What are the possible complications from having a PICC or Midline?
- Air in line: A large amount of air in the line can be dangerous. Your home health nurse will show you how to get air bubbles out of the syringes and medication tubing.
- Bleeding: If the line is opened when it is not clamped or connected to a syringe, blood can be lost from the vein. Make sure to clamp the line when it is not in use, and check that the caps are secure.
- Blocked catheter: If this happens you will feel pressure when you try to give fluid from a syringe into the catheter. It could be from a clot that formed in the catheter. You should not force the syringe when you are flushing. Flushing your child’s line per your home health instructions will help to prevent blockage.
- Infection: Washing your hands before caring for your child’s line is very important. Using good hygiene for changing the dressing and caps can also decrease the risk of infection. Signs of infection are fever, redness at the site, pus from the site, swelling or pain.
- Bruising: If the bruise is large, painful or swollen the doctor or home health nurse will need to remove the catheter and start another line.
- Phlebitis: If you notice your child’s vein feels like a cord and is warm and painful to touch, the line may need to be removed by the doctor or nurse. Phlebitis is caused from the vein being irritated from the catheter or the medication.

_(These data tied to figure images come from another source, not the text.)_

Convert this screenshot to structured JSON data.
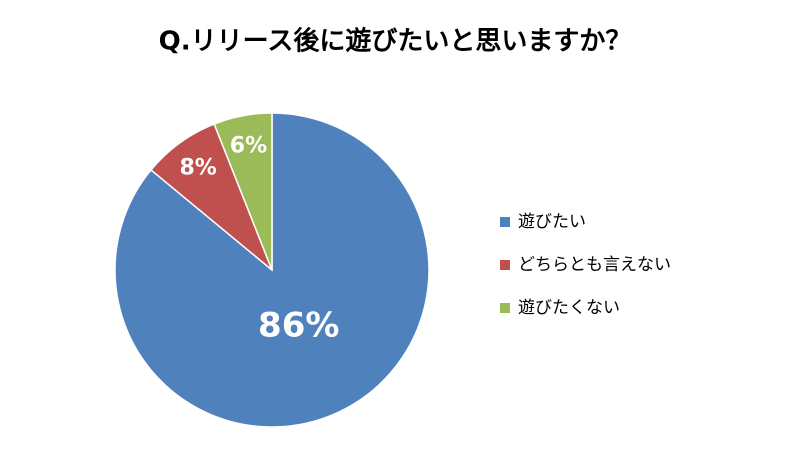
{
  "chart_data": {
    "type": "pie",
    "title": "Q.リリース後に遊びたいと思いますか？",
    "categories": [
      "遊びたい",
      "どちらとも言えない",
      "遊びたくない"
    ],
    "values": [
      86,
      8,
      6
    ],
    "value_labels": [
      "86%",
      "8%",
      "6%"
    ],
    "colors": [
      "#4f81bd",
      "#c0504d",
      "#9bbb59"
    ],
    "legend": "right"
  }
}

- Catheter migration: Keep the bandage secure and follow the activity limitations. This will help to keep the line from moving out of the area of the vein where it was placed. Movement of the catheter can cause pain and irritation. Rarely, a piece of the catheter may break off inside the vein. This is more common in small catheters used for infants. A foreign piece of material in the blood stream is dangerous. Please seek medical attention immediately.
- Infiltration: If the catheter pokes through the vein or comes out of the vein, the fluid will go into the tissues. This will cause the area to swell and it might be red and painful. Do not use the catheter if these signs are present. If you are giving medication or IV fluid by a pump, stop the pump.

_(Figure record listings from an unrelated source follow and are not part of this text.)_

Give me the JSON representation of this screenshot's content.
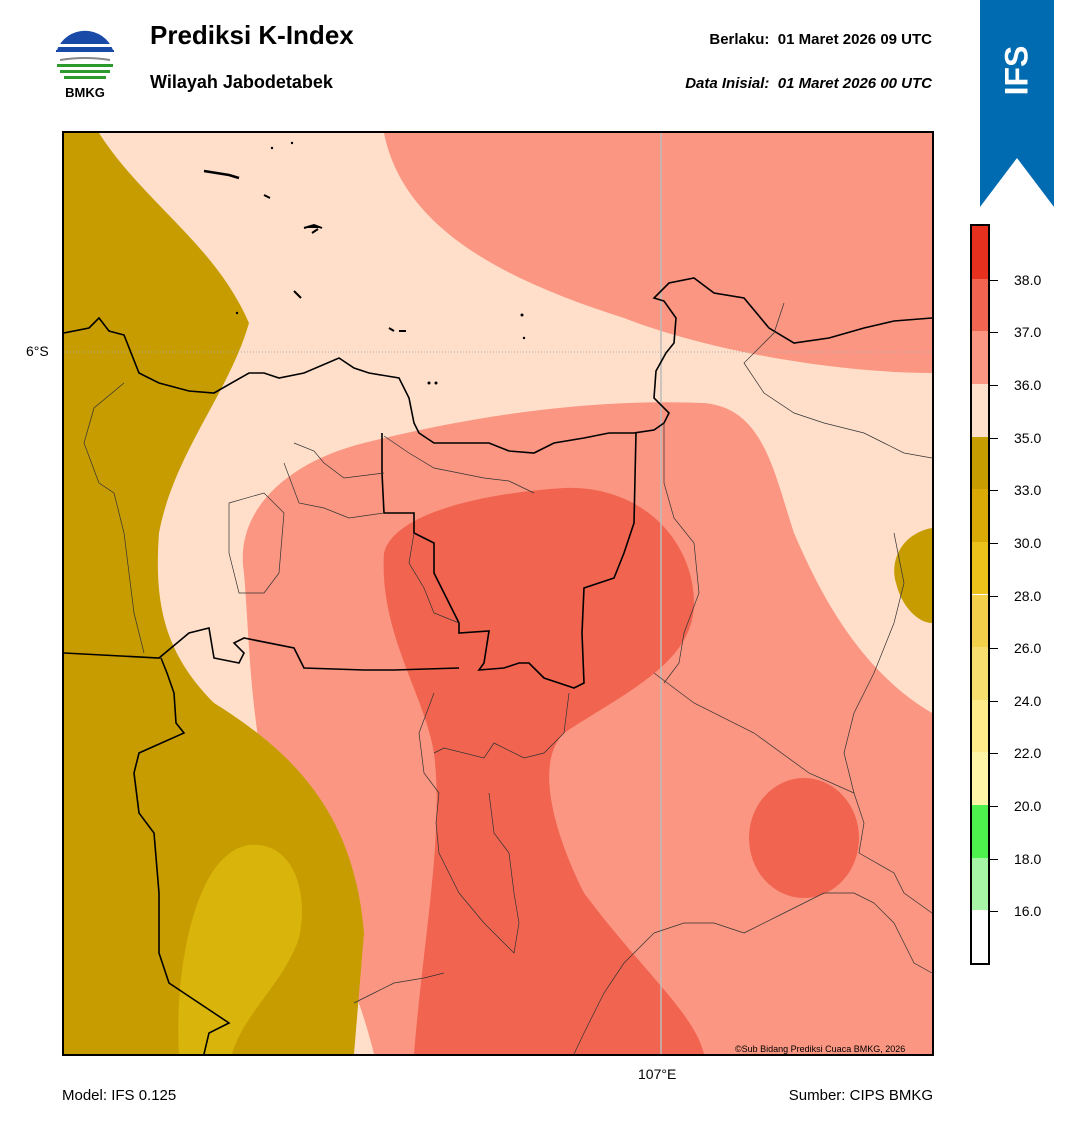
{
  "header": {
    "title": "Prediksi K-Index",
    "subtitle": "Wilayah Jabodetabek",
    "valid_label": "Berlaku:",
    "valid_time": "01 Maret 2026 09 UTC",
    "init_label": "Data Inisial:",
    "init_time": "01 Maret 2026 00 UTC"
  },
  "logo": {
    "text": "BMKG",
    "icon": "bmkg-logo-icon"
  },
  "ribbon": {
    "label": "IFS",
    "color": "#006bb0"
  },
  "map": {
    "lat_label": "6°S",
    "lon_label": "107°E",
    "copyright": "©Sub Bidang Prediksi Cuaca BMKG, 2026"
  },
  "footer": {
    "model": "Model: IFS 0.125",
    "source": "Sumber: CIPS BMKG"
  },
  "colorbar": {
    "ticks": [
      "16.0",
      "18.0",
      "20.0",
      "22.0",
      "24.0",
      "26.0",
      "28.0",
      "30.0",
      "33.0",
      "35.0",
      "36.0",
      "37.0",
      "38.0"
    ],
    "colors": [
      "#ffffff",
      "#a6f5a6",
      "#4ef04e",
      "#fff5a6",
      "#ffeb8a",
      "#f7dc6e",
      "#f2d04a",
      "#eac21a",
      "#d9aa05",
      "#c79c00",
      "#ffdfca",
      "#fa9682",
      "#f06450",
      "#e8301e"
    ]
  }
}
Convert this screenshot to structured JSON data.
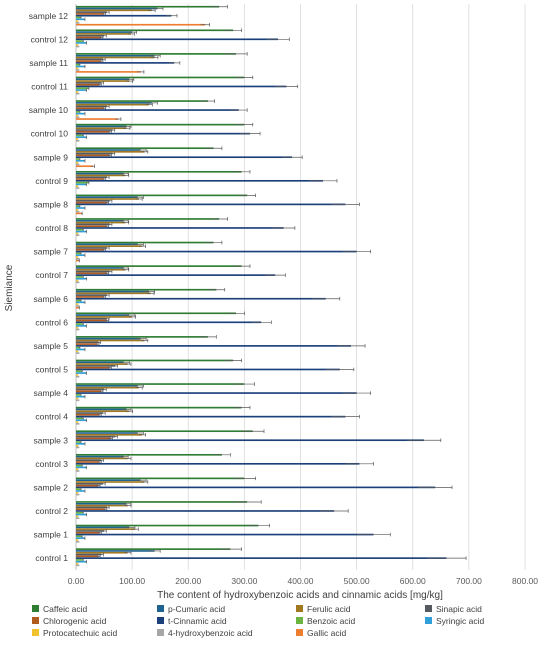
{
  "chart_data": {
    "type": "bar",
    "orientation": "horizontal",
    "xlabel": "The content of hydroxybenzoic acids and cinnamic acids [mg/kg]",
    "ylabel": "Siemiance",
    "xlim": [
      0,
      800
    ],
    "x_ticks": [
      "0.00",
      "100.00",
      "200.00",
      "300.00",
      "400.00",
      "500.00",
      "600.00",
      "700.00",
      "800.00"
    ],
    "grid": "vertical",
    "legend_position": "bottom",
    "categories": [
      "control 1",
      "sample 1",
      "control 2",
      "sample 2",
      "control 3",
      "sample 3",
      "control 4",
      "sample 4",
      "control 5",
      "sample 5",
      "control 6",
      "sample 6",
      "control 7",
      "sample 7",
      "control 8",
      "sample 8",
      "control 9",
      "sample 9",
      "control 10",
      "sample 10",
      "control 11",
      "sample 11",
      "control 12",
      "sample 12"
    ],
    "series": [
      {
        "name": "Caffeic acid",
        "color": "#2e7d32",
        "values": [
          275,
          325,
          305,
          300,
          260,
          315,
          295,
          300,
          280,
          235,
          285,
          250,
          295,
          245,
          255,
          305,
          295,
          245,
          300,
          235,
          300,
          285,
          280,
          255
        ],
        "errors": [
          20,
          20,
          25,
          20,
          15,
          20,
          15,
          18,
          15,
          15,
          15,
          15,
          15,
          15,
          15,
          15,
          15,
          15,
          15,
          12,
          15,
          20,
          15,
          15
        ]
      },
      {
        "name": "p-Cumaric acid",
        "color": "#1f6391",
        "values": [
          140,
          95,
          90,
          115,
          85,
          110,
          90,
          110,
          85,
          115,
          95,
          130,
          85,
          110,
          85,
          110,
          85,
          115,
          90,
          135,
          95,
          140,
          100,
          145
        ],
        "errors": [
          10,
          10,
          8,
          10,
          8,
          10,
          8,
          10,
          10,
          10,
          10,
          10,
          8,
          10,
          8,
          10,
          8,
          10,
          8,
          10,
          8,
          10,
          8,
          10
        ]
      },
      {
        "name": "Ferulic acid",
        "color": "#a07820",
        "values": [
          92,
          105,
          92,
          122,
          92,
          118,
          95,
          112,
          92,
          122,
          100,
          133,
          88,
          118,
          88,
          112,
          88,
          122,
          90,
          130,
          95,
          140,
          98,
          135
        ],
        "errors": [
          6,
          6,
          6,
          6,
          6,
          6,
          6,
          6,
          6,
          6,
          6,
          6,
          6,
          6,
          6,
          6,
          6,
          6,
          6,
          6,
          6,
          6,
          6,
          6
        ]
      },
      {
        "name": "Sinapic acid",
        "color": "#555a60",
        "values": [
          45,
          50,
          55,
          48,
          45,
          70,
          48,
          50,
          70,
          40,
          55,
          55,
          60,
          55,
          60,
          60,
          55,
          65,
          65,
          55,
          45,
          48,
          50,
          55
        ],
        "errors": [
          4,
          4,
          4,
          4,
          4,
          4,
          4,
          4,
          4,
          4,
          4,
          4,
          4,
          4,
          4,
          4,
          4,
          4,
          4,
          4,
          4,
          4,
          4,
          4
        ]
      },
      {
        "name": "Chlorogenic acid",
        "color": "#b05a1e",
        "values": [
          40,
          42,
          52,
          40,
          42,
          62,
          42,
          45,
          60,
          38,
          55,
          50,
          55,
          50,
          55,
          55,
          50,
          60,
          60,
          50,
          42,
          45,
          45,
          50
        ],
        "errors": [
          3,
          3,
          3,
          3,
          3,
          3,
          3,
          3,
          3,
          3,
          3,
          3,
          3,
          3,
          3,
          3,
          3,
          3,
          3,
          3,
          3,
          3,
          3,
          3
        ]
      },
      {
        "name": "t-Cinnamic acid",
        "color": "#1a3f7a",
        "values": [
          660,
          530,
          460,
          640,
          505,
          620,
          480,
          500,
          470,
          490,
          330,
          445,
          355,
          500,
          370,
          480,
          440,
          385,
          310,
          290,
          375,
          175,
          360,
          170
        ],
        "errors": [
          35,
          30,
          25,
          30,
          25,
          30,
          25,
          25,
          25,
          25,
          18,
          25,
          18,
          25,
          20,
          25,
          25,
          18,
          18,
          15,
          20,
          10,
          20,
          10
        ]
      },
      {
        "name": "Benzoic acid",
        "color": "#6cb33f",
        "values": [
          12,
          10,
          12,
          8,
          10,
          8,
          12,
          8,
          10,
          6,
          12,
          8,
          12,
          8,
          12,
          6,
          22,
          6,
          12,
          6,
          22,
          6,
          12,
          8
        ],
        "errors": [
          1,
          1,
          1,
          1,
          1,
          1,
          1,
          1,
          1,
          1,
          1,
          1,
          1,
          1,
          1,
          1,
          1,
          1,
          1,
          1,
          1,
          1,
          1,
          1
        ]
      },
      {
        "name": "Syringic acid",
        "color": "#2e9fd8",
        "values": [
          18,
          15,
          18,
          15,
          18,
          15,
          18,
          15,
          18,
          15,
          18,
          15,
          18,
          15,
          18,
          15,
          18,
          15,
          18,
          15,
          18,
          15,
          18,
          15
        ],
        "errors": [
          1,
          1,
          1,
          1,
          1,
          1,
          1,
          1,
          1,
          1,
          1,
          1,
          1,
          1,
          1,
          1,
          1,
          1,
          1,
          1,
          1,
          1,
          1,
          1
        ]
      },
      {
        "name": "Protocatechuic acid",
        "color": "#f2c12e",
        "values": [
          4,
          4,
          4,
          4,
          4,
          4,
          4,
          4,
          4,
          4,
          4,
          4,
          4,
          4,
          4,
          4,
          4,
          4,
          4,
          4,
          4,
          4,
          4,
          4
        ],
        "errors": [
          0,
          0,
          0,
          0,
          0,
          0,
          0,
          0,
          0,
          0,
          0,
          0,
          0,
          0,
          0,
          0,
          0,
          0,
          0,
          0,
          0,
          0,
          0,
          0
        ]
      },
      {
        "name": "4-hydroxybenzoic acid",
        "color": "#a6a6a6",
        "values": [
          6,
          6,
          6,
          6,
          6,
          6,
          6,
          6,
          6,
          6,
          6,
          6,
          6,
          6,
          6,
          6,
          6,
          6,
          6,
          6,
          6,
          6,
          6,
          6
        ],
        "errors": [
          0,
          0,
          0,
          0,
          0,
          0,
          0,
          0,
          0,
          0,
          0,
          0,
          0,
          0,
          0,
          0,
          0,
          0,
          0,
          0,
          0,
          0,
          0,
          0
        ]
      },
      {
        "name": "Gallic acid",
        "color": "#ed7d31",
        "values": [
          0,
          0,
          0,
          0,
          0,
          0,
          0,
          0,
          0,
          0,
          0,
          5,
          0,
          5,
          0,
          10,
          0,
          30,
          0,
          75,
          0,
          115,
          0,
          230
        ],
        "errors": [
          0,
          0,
          0,
          0,
          0,
          0,
          0,
          0,
          0,
          0,
          0,
          1,
          0,
          1,
          0,
          1,
          0,
          3,
          0,
          5,
          0,
          6,
          0,
          8
        ]
      }
    ]
  }
}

Call your doctor or home health nurse if your child has any of these complications.
Activity limitations for a PICC or Midline:
- The arm or leg with the line cannot be placed under water. Keep the bandage dry.
- No tumbling or rough play
- No repetitive arm movements such as bouncing a ball
- Avoid activities that will get the bandage dirt
If your child goes home with a PICC or Midline: A home health care nurse will visit your child and teach you how to:
- Change the cap
- Flush the line
- Give your child’s medications
How is the Midline or PICC removed?
When your child’s doctor decides the IV is no longer needed, a nurse or the doctor will:
- Remove the bandage
- Take out the catheter (long tube)
- Clean the area with antiseptic soap
- Place a small bandage over the area. Keep the bandage on your child for 1 day or until the area is healed.
Disclaimer: This information is not intended to substitute or replace the professional medical advice you receive from your child's physician. The content provided on this page is for informational purposes only, and was not designed to diagnose or treat a health problem or disease. Please consult your child's physician with any questions or concerns you may have regarding a medical condition.